The methodology’s flexibility to scale and adapt makes it suitable for use in many urban environments and traffic situations. It enables technical advancements in traffic management systems by integrating sophisticated machine learning algorithms with clustering approaches. Lastly, it enhances the quality of commuting by decreasing traffic congestion, reducing journey duration, and establishing a more reliable transportation system, which is advantageous for everyday commuters.
The zoning strategy also improves scalability by allowing the methodology to be deployed simultaneously to several city sectors. By maintaining consistent performance across urban zones (in terms of clustering quality and computing cost), the system can be expanded to span huge metropolitan regions without sacrificing efficiency. This makes the framework suitable for near real-time use in smart city traffic management systems.
5. Conclusions and Future Works
Identifying and describing anomalies in traffic flow is crucial in order to improve the effectiveness and safety of transportation networks. In this paper, we propose a multi-stage approach for enhanced characterization of traffic flows. Firstly, we present the application of three different anomaly detection methods, namely Elliptic Envelope, Isolation Forest, and Local Outlier Factor on pre-processed datasets with different window configurations to accurately detect traffic anomalies. Next, by utilizing k-means and hierarchical clustering algorithms, we segment these anomalies into distinct groups (clusters) and identify the suitable number of clusters for detailed characterization.
The evaluation results show that the Local Outlier Factor approach consistently produces the highest quality of clustering. This is evident from its superior average silhouette scores across different scenarios. The Isolation Forest also performs well, especially in maintaining clearly defined and evenly distributed clusters.

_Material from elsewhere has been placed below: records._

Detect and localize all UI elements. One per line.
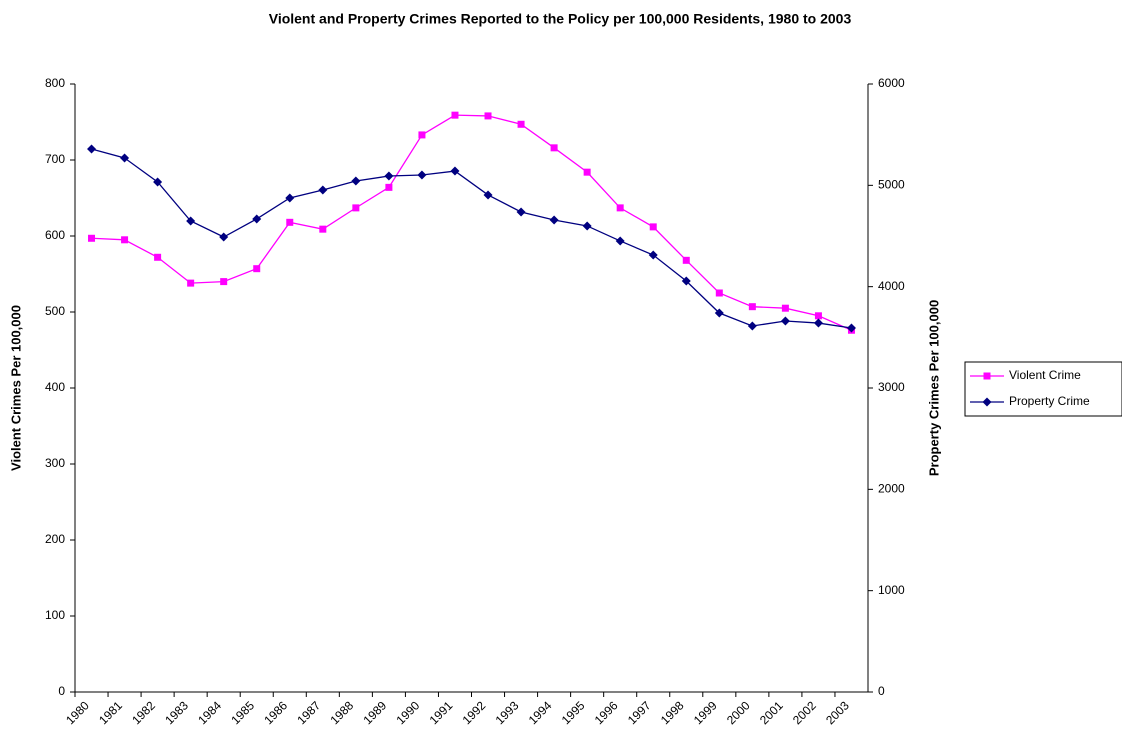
y2-tick-label: 0 xyxy=(878,684,885,698)
y-tick-label: 0 xyxy=(58,684,65,698)
data-point xyxy=(747,321,757,331)
data-point xyxy=(846,323,856,333)
x-tick-label: 1995 xyxy=(559,698,588,727)
x-tick-label: 2003 xyxy=(823,698,852,727)
data-point xyxy=(120,153,130,163)
x-tick-label: 2000 xyxy=(724,698,753,727)
data-point xyxy=(187,279,195,287)
data-point xyxy=(121,236,129,244)
x-tick-label: 1998 xyxy=(658,698,687,727)
y-tick-label: 100 xyxy=(45,608,65,622)
series-line xyxy=(91,148,852,329)
y2-tick-label: 3000 xyxy=(878,380,905,394)
data-point xyxy=(780,316,790,326)
x-tick-label: 1984 xyxy=(195,698,224,727)
x-tick-label: 2001 xyxy=(757,698,786,727)
x-tick-label: 1990 xyxy=(394,698,423,727)
data-point xyxy=(154,253,162,261)
data-point xyxy=(715,289,723,297)
data-point xyxy=(714,308,724,318)
x-tick-label: 1983 xyxy=(162,698,191,727)
data-point xyxy=(615,236,625,246)
data-point xyxy=(616,204,624,212)
x-tick-label: 1989 xyxy=(360,698,389,727)
x-tick-label: 1988 xyxy=(327,698,356,727)
x-tick-label: 1994 xyxy=(526,698,555,727)
data-point xyxy=(483,190,493,200)
data-point xyxy=(781,304,789,312)
data-point xyxy=(319,225,327,233)
data-point xyxy=(318,185,328,195)
y2-tick-label: 1000 xyxy=(878,583,905,597)
y-tick-label: 300 xyxy=(45,456,65,470)
x-tick-label: 2002 xyxy=(790,698,819,727)
y-tick-label: 800 xyxy=(45,76,65,90)
y-axis-label: Violent Crimes Per 100,000 xyxy=(8,305,23,471)
data-point xyxy=(385,183,393,191)
data-point xyxy=(484,112,492,120)
data-point xyxy=(417,170,427,180)
y2-tick-label: 4000 xyxy=(878,279,905,293)
x-tick-label: 1985 xyxy=(228,698,257,727)
data-point xyxy=(418,131,426,139)
data-point xyxy=(813,318,823,328)
x-tick-label: 1987 xyxy=(294,698,323,727)
legend-label: Property Crime xyxy=(1009,394,1090,408)
x-tick-label: 1980 xyxy=(63,698,92,727)
y-tick-label: 500 xyxy=(45,304,65,318)
data-point xyxy=(517,120,525,128)
x-tick-label: 1996 xyxy=(592,698,621,727)
data-point xyxy=(814,312,822,320)
data-point xyxy=(87,144,97,154)
data-point xyxy=(88,234,96,242)
y2-tick-label: 2000 xyxy=(878,482,905,496)
y-tick-label: 200 xyxy=(45,532,65,546)
x-tick-label: 1992 xyxy=(460,698,489,727)
data-point xyxy=(681,276,691,286)
y2-tick-label: 5000 xyxy=(878,178,905,192)
data-point xyxy=(153,177,163,187)
x-tick-label: 1999 xyxy=(691,698,720,727)
x-tick-label: 1982 xyxy=(129,698,158,727)
data-point xyxy=(583,168,591,176)
data-point xyxy=(384,171,394,181)
data-point xyxy=(648,250,658,260)
data-point xyxy=(220,278,228,286)
x-tick-label: 1986 xyxy=(261,698,290,727)
data-point xyxy=(982,397,992,407)
data-point xyxy=(649,223,657,231)
x-tick-label: 1997 xyxy=(625,698,654,727)
y2-axis-label: Property Crimes Per 100,000 xyxy=(926,300,941,476)
data-point xyxy=(748,303,756,311)
data-point xyxy=(186,216,196,226)
y-tick-label: 600 xyxy=(45,228,65,242)
chart-title: Violent and Property Crimes Reported to … xyxy=(269,11,852,27)
x-tick-label: 1993 xyxy=(493,698,522,727)
data-point xyxy=(983,372,991,380)
data-point xyxy=(351,176,361,186)
x-tick-label: 1981 xyxy=(96,698,125,727)
legend-box xyxy=(964,361,1122,417)
data-point xyxy=(253,265,261,273)
data-point xyxy=(451,111,459,119)
data-point xyxy=(516,207,526,217)
data-point xyxy=(252,214,262,224)
y2-tick-label: 6000 xyxy=(878,76,905,90)
x-tick-label: 1991 xyxy=(427,698,456,727)
data-point xyxy=(450,166,460,176)
data-point xyxy=(352,204,360,212)
data-point xyxy=(549,215,559,225)
series-line xyxy=(91,114,852,331)
y-tick-label: 700 xyxy=(45,152,65,166)
data-point xyxy=(219,232,229,242)
data-point xyxy=(682,256,690,264)
data-point xyxy=(286,218,294,226)
data-point xyxy=(285,193,295,203)
data-point xyxy=(582,221,592,231)
legend-label: Violent Crime xyxy=(1009,368,1081,382)
data-point xyxy=(550,144,558,152)
y-tick-label: 400 xyxy=(45,380,65,394)
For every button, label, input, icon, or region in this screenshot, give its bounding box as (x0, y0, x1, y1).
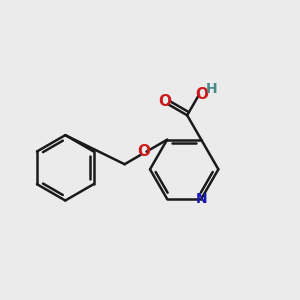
Text: O: O (158, 94, 171, 109)
Text: H: H (206, 82, 217, 96)
Text: O: O (138, 144, 151, 159)
Text: N: N (196, 192, 207, 206)
Text: O: O (196, 87, 208, 102)
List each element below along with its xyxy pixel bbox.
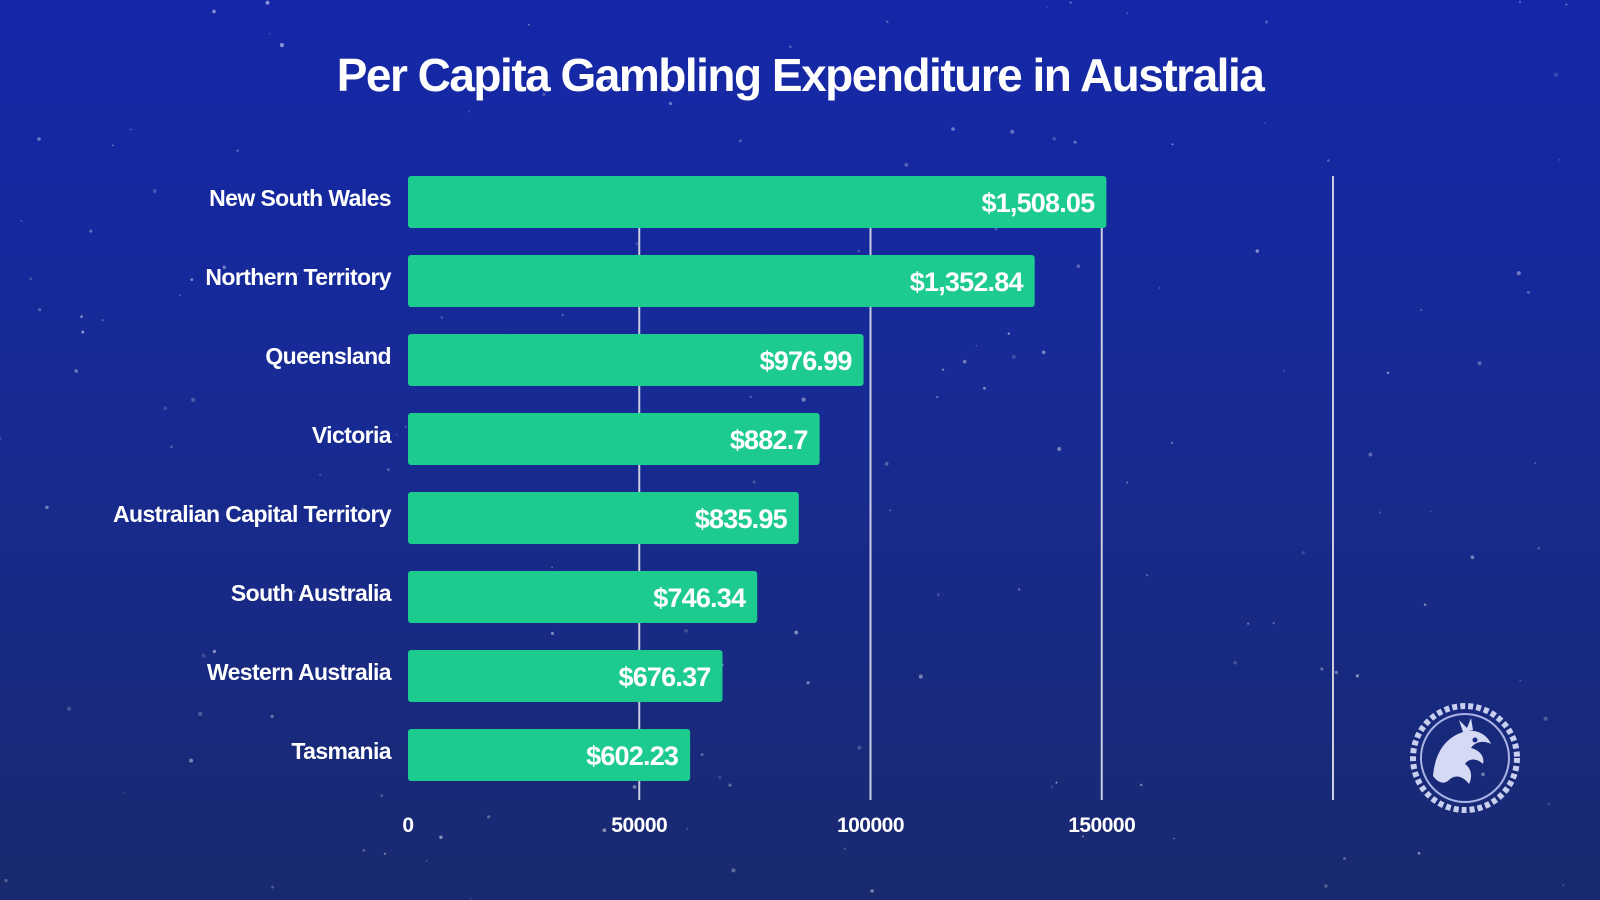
bar-value-label: $835.95 [695, 504, 788, 534]
bar [408, 571, 758, 623]
bar [408, 413, 820, 465]
bar-value-label: $746.34 [653, 583, 746, 613]
category-label: New South Wales [209, 185, 391, 211]
chart-title: Per Capita Gambling Expenditure in Austr… [336, 49, 1265, 101]
x-tick-label: 150000 [1068, 814, 1135, 837]
dragon-logo-icon [1410, 703, 1520, 813]
bar [408, 492, 799, 544]
bar [408, 650, 723, 702]
x-tick-label: 100000 [837, 814, 904, 837]
bar [408, 176, 1107, 228]
bar [408, 255, 1035, 307]
bar-value-label: $602.23 [586, 741, 679, 771]
x-tick-labels: 0 50000 100000 150000 [402, 814, 1135, 837]
category-label: Tasmania [291, 738, 391, 764]
category-label: Queensland [265, 343, 391, 369]
category-label: Western Australia [207, 659, 392, 685]
bar-value-label: $676.37 [619, 662, 711, 692]
category-labels: New South Wales Northern Territory Queensl… [113, 185, 392, 764]
category-label: Northern Territory [205, 264, 391, 290]
category-label: Australian Capital Territory [113, 501, 392, 527]
category-label: South Australia [231, 580, 392, 606]
bar-value-label: $1,508.05 [981, 188, 1095, 218]
bar [408, 729, 691, 781]
x-tick-label: 0 [402, 814, 413, 837]
category-label: Victoria [312, 422, 392, 448]
bar-value-label: $882.7 [730, 425, 808, 455]
bar-value-label: $1,352.84 [910, 267, 1024, 297]
bar [408, 334, 864, 386]
bar-value-label: $976.99 [760, 346, 853, 376]
x-tick-label: 50000 [611, 814, 667, 837]
bars-group: $1,508.05 $1,352.84 $976.99 $882.7 $835.95 $7… [408, 176, 1107, 781]
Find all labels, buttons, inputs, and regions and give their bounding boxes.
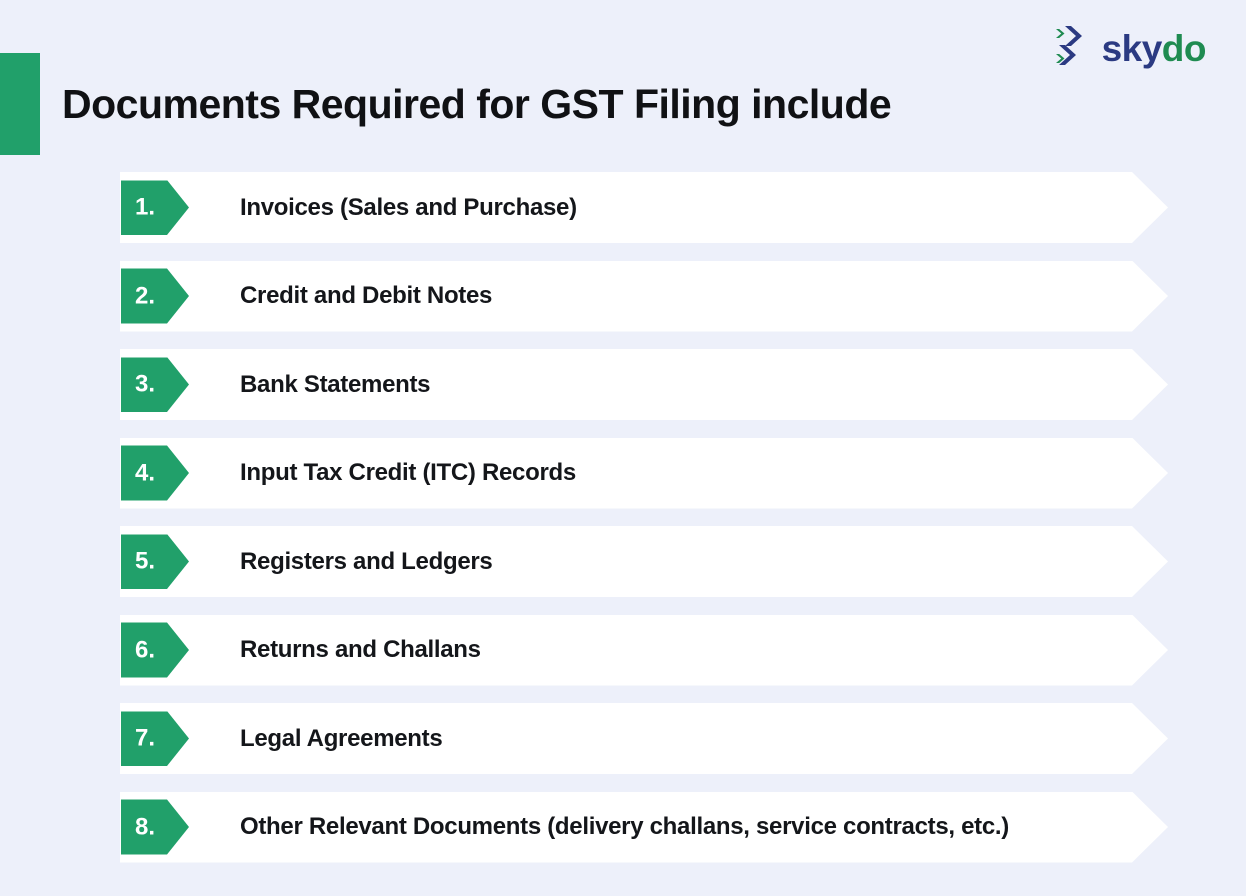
item-number: 6. — [134, 636, 155, 663]
item-label: Credit and Debit Notes — [240, 282, 493, 309]
item-label: Input Tax Credit (ITC) Records — [240, 459, 576, 486]
item-number: 4. — [134, 459, 155, 486]
item-label: Invoices (Sales and Purchase) — [240, 193, 577, 221]
item-number: 3. — [134, 370, 155, 398]
list-item: 4. Input Tax Credit (ITC) Records — [120, 438, 1168, 509]
item-number-badge: 6. — [121, 623, 189, 678]
item-label: Other Relevant Documents (delivery chall… — [240, 813, 1009, 840]
list-item: 3. Bank Statements — [120, 349, 1168, 420]
item-number-badge: 7. — [121, 711, 189, 766]
item-number: 7. — [134, 724, 155, 752]
item-label: Legal Agreements — [240, 724, 443, 752]
title-accent-bar — [0, 53, 40, 155]
item-number: 8. — [134, 813, 155, 840]
item-number: 5. — [134, 547, 155, 575]
item-number-badge: 1. — [121, 180, 189, 235]
item-number-badge: 3. — [121, 357, 189, 412]
skydo-logo-icon — [1055, 26, 1097, 71]
logo-text-do: do — [1161, 28, 1207, 69]
logo-text-sky: sky — [1101, 28, 1163, 69]
item-label: Registers and Ledgers — [240, 547, 493, 575]
list-item: 8. Other Relevant Documents (delivery ch… — [120, 792, 1168, 863]
list-item: 1. Invoices (Sales and Purchase) — [120, 172, 1168, 243]
document-list: 1. Invoices (Sales and Purchase) 2. Cred… — [120, 172, 1168, 863]
skydo-logo-text: skydo — [1101, 28, 1207, 69]
list-item: 7. Legal Agreements — [120, 703, 1168, 774]
list-item: 2. Credit and Debit Notes — [120, 261, 1168, 332]
item-number: 1. — [134, 193, 155, 221]
item-number-badge: 5. — [121, 534, 189, 589]
page-title: Documents Required for GST Filing includ… — [62, 80, 892, 127]
item-label: Returns and Challans — [240, 636, 481, 663]
item-number-badge: 8. — [121, 800, 189, 855]
item-number: 2. — [134, 282, 155, 309]
skydo-logo: skydo — [1055, 26, 1207, 71]
item-label: Bank Statements — [240, 370, 431, 398]
list-item: 6. Returns and Challans — [120, 615, 1168, 686]
item-number-badge: 2. — [121, 269, 189, 324]
list-item: 5. Registers and Ledgers — [120, 526, 1168, 597]
item-number-badge: 4. — [121, 446, 189, 501]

Although the Elliptic Envelope exhibits a moderate level of clustering quality, its performance is less robust when compared to the other approaches.
The comparative analysis shows that the k-means clustering method consistently performs better than the agglomerative clustering algorithm to generate clusters that are both compact and well separated. This conclusion is verified by metrics such as the Silhouette Coefficient, Calinski-Harabasz Index, and Davies-Bouldin Index. Local Outlier Factor is the most successful among the anomaly detection methods, followed by Isolation Forest, and Elliptic Envelope. However, the efficiency of these approaches may vary depending on the scenario.
Beyond the detection accuracy improvements, the framework demonstrates methodological innovation by combining temporal anomaly segmentation with spatial zoning, which enhances the scalability of traffic big-data analytics for city-wide applications. The proposed zoning-based clustering approach enables localized model calibration while maintaining global consistency, effectively reducing computational complexity without sacrificing clustering quality. Parameter-sensitivity analysis revealed that window size and anomaly contamination rate were the most influential factors affecting cluster compactness. Practically, the insights gained from this framework support downstream optimization objectives such as minimizing average vehicle waiting time and improving signal coordination efficiency. Future research will focus on integrating optimization algorithms and metaheuristics such as genetic algorithms and particle swarm optimization into the proposed zonal structure to dynamically adjust signal timing based on detected anomalies, thus linking anomaly characterization to near real-time traffic management decisions.